Furthermore, if, in contemplating the content of the notice to quit, the legislature considered the identity of the owner to be necessary, it could have included such requirement in the list of information under § 47a-23 (b) where it provides that “notice shall be in writing substantially in the following form . . . .” It is well settled that “[w]e are not permitted to supply statutory language that the legislature may have chosen to omit.” (Internal quotation marks omitted.) Ventres v. Goodspeed Airport, LLC, 275 Conn. 105, 160, 881 A.2d 937 (2005), cert. denied, 547 U.S. 1111, 126 S. Ct. 1913, 164 L. Ed. 2d 664 (2006). We decline the defendants’ invitation to do so now.

The judgment is affirmed.

In this opinion the other judges concurred.

The defendants do not dispute that the notice to quit was properly served. The notice stated: “I hereby terminate your lease and give you notice that you are to move out of the premises you occupy at 38 Georgetown Road, Weston, Connecticut, on or before February 7, 2009, for the following reasons: You originally had the right or privilege to occupy the premises, but such right or privilege has terminated.
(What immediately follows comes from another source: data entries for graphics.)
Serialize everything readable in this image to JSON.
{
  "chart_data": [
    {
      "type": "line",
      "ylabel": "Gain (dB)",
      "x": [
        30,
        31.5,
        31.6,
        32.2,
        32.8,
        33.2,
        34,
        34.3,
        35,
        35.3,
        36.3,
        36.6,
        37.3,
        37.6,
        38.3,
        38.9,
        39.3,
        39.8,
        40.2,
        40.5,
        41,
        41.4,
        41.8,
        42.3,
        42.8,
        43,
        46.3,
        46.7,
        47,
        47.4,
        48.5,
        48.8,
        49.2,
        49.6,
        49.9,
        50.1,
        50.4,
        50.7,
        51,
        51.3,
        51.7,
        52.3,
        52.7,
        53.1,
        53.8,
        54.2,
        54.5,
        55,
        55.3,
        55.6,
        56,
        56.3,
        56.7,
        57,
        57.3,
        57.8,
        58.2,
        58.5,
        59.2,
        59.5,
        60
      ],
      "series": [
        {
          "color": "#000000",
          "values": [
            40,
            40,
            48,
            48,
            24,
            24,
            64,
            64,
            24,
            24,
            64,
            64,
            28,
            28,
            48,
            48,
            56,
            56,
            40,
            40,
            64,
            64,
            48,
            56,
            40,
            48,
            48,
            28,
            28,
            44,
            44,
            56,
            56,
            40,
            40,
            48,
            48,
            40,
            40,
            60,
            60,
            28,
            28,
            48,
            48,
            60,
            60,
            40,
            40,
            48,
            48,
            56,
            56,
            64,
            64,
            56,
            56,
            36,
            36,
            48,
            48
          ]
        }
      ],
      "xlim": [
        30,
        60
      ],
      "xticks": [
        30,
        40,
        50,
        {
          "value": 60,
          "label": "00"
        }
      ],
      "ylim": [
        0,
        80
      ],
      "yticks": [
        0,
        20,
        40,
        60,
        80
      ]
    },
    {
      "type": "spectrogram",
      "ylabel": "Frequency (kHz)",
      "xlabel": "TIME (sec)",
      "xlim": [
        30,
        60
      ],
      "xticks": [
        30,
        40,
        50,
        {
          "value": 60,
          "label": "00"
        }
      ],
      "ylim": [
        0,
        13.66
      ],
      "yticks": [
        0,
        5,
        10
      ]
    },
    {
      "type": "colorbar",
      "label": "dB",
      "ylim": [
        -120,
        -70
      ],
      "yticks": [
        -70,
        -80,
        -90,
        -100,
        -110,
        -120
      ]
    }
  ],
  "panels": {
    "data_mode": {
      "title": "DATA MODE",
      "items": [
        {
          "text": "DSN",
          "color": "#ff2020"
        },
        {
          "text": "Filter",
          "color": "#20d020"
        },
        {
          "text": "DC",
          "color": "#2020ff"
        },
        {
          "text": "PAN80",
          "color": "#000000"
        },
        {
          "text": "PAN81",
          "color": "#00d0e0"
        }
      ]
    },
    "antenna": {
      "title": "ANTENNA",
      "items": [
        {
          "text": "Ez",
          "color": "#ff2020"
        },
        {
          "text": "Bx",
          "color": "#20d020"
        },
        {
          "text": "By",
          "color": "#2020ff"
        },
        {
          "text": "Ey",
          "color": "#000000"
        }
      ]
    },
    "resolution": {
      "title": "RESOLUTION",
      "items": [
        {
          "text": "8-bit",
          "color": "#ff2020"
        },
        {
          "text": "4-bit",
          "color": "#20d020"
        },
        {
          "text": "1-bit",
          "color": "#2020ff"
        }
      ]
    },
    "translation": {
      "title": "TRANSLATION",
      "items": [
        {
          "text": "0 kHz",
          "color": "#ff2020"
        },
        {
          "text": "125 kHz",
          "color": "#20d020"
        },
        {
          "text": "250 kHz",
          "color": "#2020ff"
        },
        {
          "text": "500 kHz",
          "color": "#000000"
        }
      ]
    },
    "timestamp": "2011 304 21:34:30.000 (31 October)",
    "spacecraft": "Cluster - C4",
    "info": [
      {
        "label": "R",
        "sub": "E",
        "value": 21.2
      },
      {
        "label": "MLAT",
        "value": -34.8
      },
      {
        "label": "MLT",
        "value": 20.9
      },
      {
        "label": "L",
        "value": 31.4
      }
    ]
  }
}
If you do not move by the date stated above, I may start an eviction action against you. Any payments tendered after service of the Notice to Quit Possession will be accepted for reimbursement of costs and attorney’s fees and for use and occupancy only with reservation to continue with the eviction action. Dated at Farmington . . . January 29, 2009. [Signed.] Renee E. Bishop, Attorney For Owner’. . . .”
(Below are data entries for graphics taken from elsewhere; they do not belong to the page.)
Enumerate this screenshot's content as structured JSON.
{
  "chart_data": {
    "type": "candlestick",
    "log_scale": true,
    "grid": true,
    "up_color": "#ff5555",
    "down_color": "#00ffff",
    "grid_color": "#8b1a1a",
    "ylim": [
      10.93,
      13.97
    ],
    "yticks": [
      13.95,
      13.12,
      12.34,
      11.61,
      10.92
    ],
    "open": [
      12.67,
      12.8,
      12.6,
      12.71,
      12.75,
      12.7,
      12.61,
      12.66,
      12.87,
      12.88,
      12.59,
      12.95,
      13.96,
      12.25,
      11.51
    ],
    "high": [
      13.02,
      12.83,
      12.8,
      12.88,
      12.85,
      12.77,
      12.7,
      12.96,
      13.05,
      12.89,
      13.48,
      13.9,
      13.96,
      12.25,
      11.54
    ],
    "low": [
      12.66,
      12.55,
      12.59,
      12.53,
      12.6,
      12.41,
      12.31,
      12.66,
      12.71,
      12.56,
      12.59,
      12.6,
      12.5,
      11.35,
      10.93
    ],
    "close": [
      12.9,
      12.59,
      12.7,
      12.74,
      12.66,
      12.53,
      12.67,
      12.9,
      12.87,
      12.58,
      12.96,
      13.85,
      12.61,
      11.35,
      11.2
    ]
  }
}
General Statutes § 47a-23 provides in relevant part: “(a) When the owner or lessor, or the owner’s or lessor’s legal representative, or the owner’s or lessor’s attomey-at-law, or in-fact, desires to obtain possession or occupancy of any land or building . . . such owner or lessor, or such owner’s or lessor’s legal representative, or such owner’s or lessor’s attomey-at-law, or in-fact, shall give notice to each lessee or occupant to quit possession or occupancy of such land [or] building ... at least three days . . . before the time specified in the notice for the lessee or occupant to quit possession or occupancy.

(b) The notice shall be in writing substantially in the following form: ‘I . . . hereby give you notice that you are to quit possession or occupancy of the (land [or] building . . .), now occupied by you at (here insert the address . . .), on or before the (here insert the date) for the following reason (here insert the reason or reasons for the notice to quit possession or occupancy using the statutory language or words of similar import, also the date and place of signing notice). A.B.’ If the owner or lessor, or the owner’s or lessor’s legal representative, attomey-at-law or attorney-in-fact knows of the presence of an occupant but does not know the name of such *808occupant, the notice for such occupant may be addressed to . . . some other alias which reasonably characterizes the person to be served . . .

We find persuasive the decision of the Appellate Session of the Superior Court, in which, in a similar factual scenario, the notice to quit was signed by the attorney with no specific indication of the identity of the owner. See Evergreen Corp. v. Brown, 35 Conn. Supp. 549, 550-51, 396 A.2d 146 (1978) (“]t]here is no reason why a notice to quit may not be signed by a duly authorized attorney. Webb v. Ambler, 125 Conn. 543, 553, [7 A.2d 228 (1939)]”).

Our Supreme Court and this court have likewise construed, in the context of other statutes, the word “or” to be disjunctive, synonymous with “in the alternative.” See, e.g., Giannitti v. Stamford, 25 Conn. App. 67, 75-76, 593 A.2d 140 (declining to “determine that the word ‘or’ in the statute [at issue] should be read in the conjunctive as ‘and’ rather than in the disjunctive . . .”), cert. denied, 218 Conn. 918, 597 A.2d 333 (1991); State v. Breton, 212 Conn. 258, 279, 562 A.2d 1060 (1989) (“[i]t is clear that by the use of the word ‘or,’ the legislature intended the separate terms in [the subsection of the statute at issue] to apply in the alternative”).